Bruce cleared his throat.

"I'm just saying," Mr. Stark said, shrugging defensively.

Piper's stomach sank. Here it was, proof again that Tony Stark didn't think she had what it took!

She shouldn't have come to this party. She should be out on the streets, searching for people to save!

She quickly spouted something about having to help Gwen with a project for Dr. Connors and a hasty goodbye before turning to leave, so deep in thought that she didn't even hear Bruce say, "Jesus, Tony, do you have a non-self destruct mode?"


Exhausted, Piper crawled into bed at three in the morning.

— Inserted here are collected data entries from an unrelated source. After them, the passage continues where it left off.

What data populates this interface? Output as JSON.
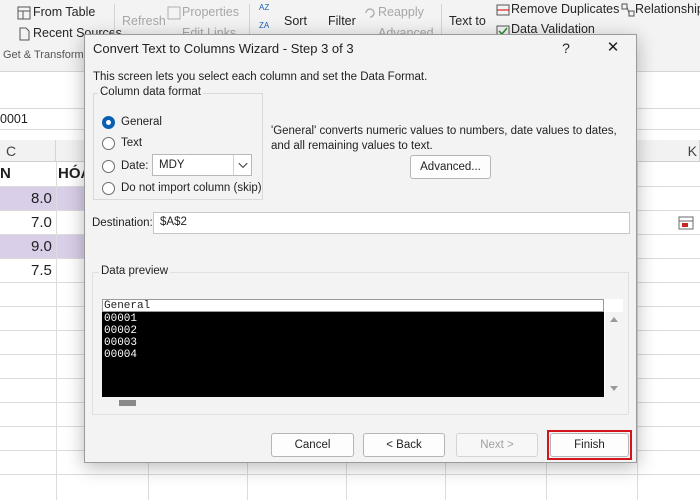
{
  "ribbon": {
    "from_table": "From Table",
    "refresh": "Refresh",
    "properties": "Properties",
    "sort": "Sort",
    "filter": "Filter",
    "reapply": "Reapply",
    "text_to": "Text to",
    "remove_duplicates": "Remove Duplicates",
    "relationships": "Relationship",
    "recent_sources": "Recent Sources",
    "edit_links": "Edit Links",
    "advanced": "Advanced",
    "data_validation": "Data Validation",
    "group_get_transform": "Get & Transform"
  },
  "formula_bar": {
    "name_box": "0001"
  },
  "sheet": {
    "col_c": "C",
    "col_k": "K",
    "header_n": "N",
    "header_hoa": "HÓA",
    "values": [
      "8.0",
      "7.0",
      "9.0",
      "7.5"
    ]
  },
  "dialog": {
    "title": "Convert Text to Columns Wizard - Step 3 of 3",
    "help": "?",
    "close": "✕",
    "description": "This screen lets you select each column and set the Data Format.",
    "format_group": {
      "legend": "Column data format",
      "options": [
        "General",
        "Text",
        "Date:",
        "Do not import column (skip)"
      ],
      "selected": "General",
      "date_format": "MDY"
    },
    "format_explain": "'General' converts numeric values to numbers, date values to dates, and all remaining values to text.",
    "advanced_button": "Advanced...",
    "destination": {
      "label": "Destination:",
      "value": "$A$2"
    },
    "preview": {
      "legend": "Data preview",
      "column_header": "General",
      "rows": [
        "00001",
        "00002",
        "00003",
        "00004"
      ]
    },
    "buttons": {
      "cancel": "Cancel",
      "back": "< Back",
      "next": "Next >",
      "finish": "Finish"
    }
  },
  "colors": {
    "accent": "#0a5fb4",
    "highlight": "#d3141c",
    "cell_fill": "#d9cfe8"
  }
}
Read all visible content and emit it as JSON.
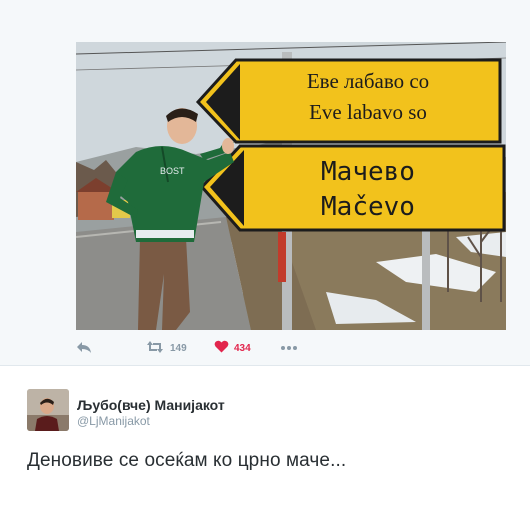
{
  "photo": {
    "sign_top": {
      "line1": "Еве лабаво со",
      "line2": "Eve labavo so"
    },
    "sign_bottom": {
      "line1": "Мачево",
      "line2": "Mačevo"
    },
    "shirt_text": "BOST"
  },
  "actions": {
    "reply_icon": "reply-icon",
    "retweet_icon": "retweet-icon",
    "retweet_count": "149",
    "like_icon": "heart-icon",
    "like_count": "434",
    "like_color": "#e2264d",
    "more_icon": "more-icon"
  },
  "author": {
    "display_name": "Љубо(вче) Манијакот",
    "handle": "@LjManijakot"
  },
  "tweet": {
    "text": "Деновиве се осеќам ко црно маче..."
  }
}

She'd spent seven hours just doing the regular ol' day in, day out crime fighting – stopping car thieves, guys trying to jack 7-Eleven's, even a guy who stole an old lady's handbag – like, who even did that anymore?

And then – out of the goddamn blue – she ran into three more guys brandishing the same kind of weaponry she'd sent off to Mr. Stark! They had managed to get away from her (unfortunately, these guys seemed to know how to work it), but she'd succeeded in grabbing one of their weird alien weapons. She had to make sure to show Gwen later.

And after all that, she'd sent photos off to the Daily Bugle.

Even as she was lying in bed, so tired she could barely keep her eyes open, thinking about Mr. Stark made her want to hide her face under her pillow. He'd looked so disappointed with her earlier… he'd barely been able to look her in the eyes… which was a shame, Piper thought sleepily, because, in all seriousness, Mr. Stark had very nice eyes… and incredibly long eyelashes…

For some reason, thinking about that made her stomach jump around – nervous, which made absolutely no sense at all.

She chose to think about Scott instead as she drifted off to sleep.